What happens when… That tantalizing question is the basis for an exciting temporary restaurant experiment in New York City. It’s also the name of the restaurant. What Happens When will be open for nine months and will completely transform its menu, its look and even its sound once a month. At the end of nine months, the building housing the SoHo restaurant will be torn down.

Opening even one restaurant is incredibly hard work, with tons of risk involved. What would possess someone to attempt nine restaurants in nine months in the same space?

For John Fraser, chef/owner of the Michelin-starred Dovetail on New York’s Upper West Side, the enforced expiration date means freedom. Permanent restaurants by their very nature must have reliable continuity—even those that continually change their menus have to stay within a certain framework of cuisine and atmosphere to build an identity, a following and staying power.

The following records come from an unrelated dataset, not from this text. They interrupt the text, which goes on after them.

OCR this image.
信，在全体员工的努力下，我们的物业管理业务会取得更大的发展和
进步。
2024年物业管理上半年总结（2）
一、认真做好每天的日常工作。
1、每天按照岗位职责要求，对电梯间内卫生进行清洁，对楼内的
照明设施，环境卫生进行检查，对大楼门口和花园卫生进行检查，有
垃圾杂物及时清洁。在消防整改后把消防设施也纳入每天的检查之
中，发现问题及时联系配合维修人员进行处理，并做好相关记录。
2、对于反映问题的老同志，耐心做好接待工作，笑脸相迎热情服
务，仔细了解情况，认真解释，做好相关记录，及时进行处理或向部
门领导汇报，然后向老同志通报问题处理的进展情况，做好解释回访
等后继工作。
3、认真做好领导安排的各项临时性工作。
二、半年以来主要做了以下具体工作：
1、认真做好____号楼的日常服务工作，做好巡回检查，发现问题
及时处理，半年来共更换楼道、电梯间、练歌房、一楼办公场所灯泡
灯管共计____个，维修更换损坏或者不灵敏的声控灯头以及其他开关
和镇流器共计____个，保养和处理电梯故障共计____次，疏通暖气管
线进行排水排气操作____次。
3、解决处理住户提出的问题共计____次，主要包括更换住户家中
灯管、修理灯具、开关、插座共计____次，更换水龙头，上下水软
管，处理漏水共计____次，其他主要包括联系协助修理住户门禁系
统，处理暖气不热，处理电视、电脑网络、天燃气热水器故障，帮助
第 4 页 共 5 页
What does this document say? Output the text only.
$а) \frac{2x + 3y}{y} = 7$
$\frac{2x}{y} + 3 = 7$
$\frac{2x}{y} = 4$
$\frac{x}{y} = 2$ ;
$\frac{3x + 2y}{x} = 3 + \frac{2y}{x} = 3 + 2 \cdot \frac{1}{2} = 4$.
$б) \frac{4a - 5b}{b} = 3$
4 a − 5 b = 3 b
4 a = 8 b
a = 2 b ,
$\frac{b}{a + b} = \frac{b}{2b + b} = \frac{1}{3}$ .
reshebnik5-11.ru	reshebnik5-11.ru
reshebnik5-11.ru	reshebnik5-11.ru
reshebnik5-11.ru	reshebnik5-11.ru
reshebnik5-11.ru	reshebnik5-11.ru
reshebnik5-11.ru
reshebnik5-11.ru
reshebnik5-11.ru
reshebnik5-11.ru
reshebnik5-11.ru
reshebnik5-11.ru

At What Happens When, patrons won’t merely allow Fraser to experiment and completely change things up—they’ll expect it. So he’s free to be inventive and focus totally on the food, not on pleasing regulars and investors with familiar favorites. The designers and soundscape artists behind the venture will enjoy the same freedom to experiment. To see the first incarnation of the recently opened What Happens When, check out my latest post at the USA Character Approved Blog.

5 thoughts on “What Happens When: A restaurant experiment with a built-in expiration date

  1. Fascinating! Kind of like restaurant performance art. Sounds like fun for diner and restaurateur alike. On the other hand, I’d feel so sad if one of them turned out to be exactly what I’d been hoping for and then…poof! It’s gone. But in a city like New York, I’d probably find one or two other decent places to salve my gastronomic wounds. Thanks for the very cool heads up, Terry.

  2. Ronnie Ann, I think Fraser’s point here is to not create familiar, comfortable foods and spaces that you’d want to return to again and again, but rather to create never-to-be-repeated experiences that people will be telling friends they were there for. And you’re right about the NYC restaurant scene—you can find everything from cheap take-out to comfortable places filled with regulars to the newest of the new.

  3. Love your description: (Fraser wants) “to create never-to-be-repeated experiences that people will be telling friends they were there for”

    Ah…then it is most definitely restaurant performance art! Maybe you’ll get to come see one of his shows?

  4. How exciting. Can’t imagine the work involved! It will be packed for 9 months, of that I am sure. What a great reso to be able to score.